In September, in one of the uglier episodes (and there are many) in this frenetic period of discovery, Stephen O’Brien of the National Cancer Institute took advantage of his role in processing cells from half a dozen cohort studies to conduct an analysis of the frequency of the mutation in individuals in these epidemiological studies and its association with protection from HIV. Before any of his researcher colleagues could get their hands on the samples, O’Brien rushed a paper to press — even as he was sending cells out to two groups (Paxton and Koup at ADARC and Philip Murphy at NIAID) who were planning to conduct similar analyses.
Most people involved in the affair had expected that O’Brien would simply work in parallel with the other investigators.

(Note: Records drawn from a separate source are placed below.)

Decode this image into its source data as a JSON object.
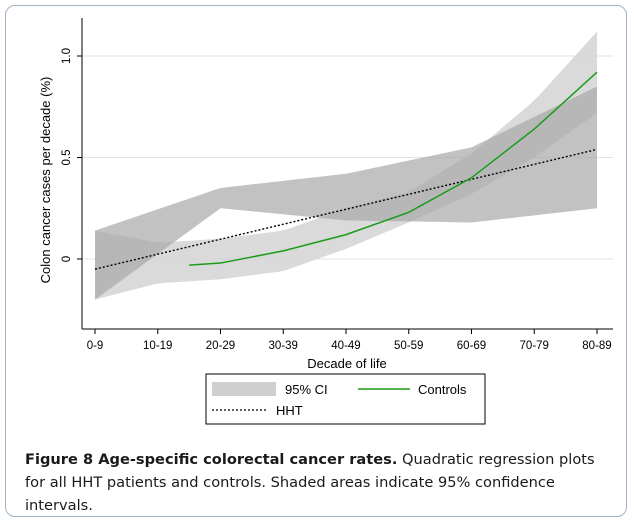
{
  "figure": {
    "caption_title": "Figure 8 Age-specific colorectal cancer rates.",
    "caption_body": "Quadratic regression plots for all HHT patients and controls. Shaded areas indicate 95% confidence intervals."
  },
  "chart_data": {
    "type": "line",
    "xlabel": "Decade of life",
    "ylabel": "Colon cancer cases per decade (%)",
    "categories": [
      "0-9",
      "10-19",
      "20-29",
      "30-39",
      "40-49",
      "50-59",
      "60-69",
      "70-79",
      "80-89"
    ],
    "ylim": [
      -0.35,
      1.12
    ],
    "yticks": [
      0,
      0.5,
      1.0
    ],
    "ytick_labels": [
      "0",
      "0.5",
      "1.0"
    ],
    "grid": "horizontal",
    "legend_position": "bottom",
    "legend": [
      "95% CI",
      "Controls",
      "HHT"
    ],
    "series": [
      {
        "name": "HHT",
        "style": "dotted",
        "color": "#000000",
        "x": [
          0,
          8
        ],
        "y": [
          -0.05,
          0.54
        ],
        "ci_lower": [
          -0.2,
          0.25,
          0.19,
          0.18,
          0.25
        ],
        "ci_upper": [
          0.14,
          0.35,
          0.42,
          0.55,
          0.85
        ],
        "ci_x": [
          0,
          2,
          4,
          6,
          8
        ]
      },
      {
        "name": "Controls",
        "style": "solid",
        "color": "#1a9c1a",
        "x": [
          1.5,
          2,
          3,
          4,
          5,
          6,
          7,
          8
        ],
        "y": [
          -0.03,
          -0.02,
          0.04,
          0.12,
          0.23,
          0.4,
          0.64,
          0.92
        ],
        "ci_x": [
          0,
          1,
          2,
          3,
          4,
          5,
          6,
          7,
          8
        ],
        "ci_lower": [
          -0.2,
          -0.12,
          -0.1,
          -0.06,
          0.05,
          0.18,
          0.32,
          0.5,
          0.72
        ],
        "ci_upper": [
          0.14,
          0.08,
          0.1,
          0.14,
          0.25,
          0.33,
          0.52,
          0.78,
          1.12
        ]
      }
    ]
  }
}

Instead, he purposefully delayed sending out samples (O’Brien denies this) until he slimily got his own work completed and published. In any case, O’Brien’s analysis showed the presence of the CKR5 defect in 11% of Americans of European descent and in 1.7% of African Americans. In addition, O’Brien’s study suggests that infected individuals heterozygous for the mutation progressed more slowly to AIDS than those individuals with normal CC-CKR5 genes. Finally, the natural ligand for Ed Berger’s LESTR (also called “fusin” or “CXCR-4”), the second receptor for T-cell tropic HIV, was discovered in August to be yet another chemokine, stromal cell derived factor 1 (SDF-1). This discovery was made by two groups, one at the Dana Farber Cancer Institute in Boston and the other at the Institute Pasteur in France.
Even after all of this unfolds, the story is far from over. As TAGline goes to press, new papers are in press at Nature and several other publications that will expand on the story of beta-chemokines and HIV co-receptor saga. To say the very least, it has been a bountiful year for basic research on AIDS.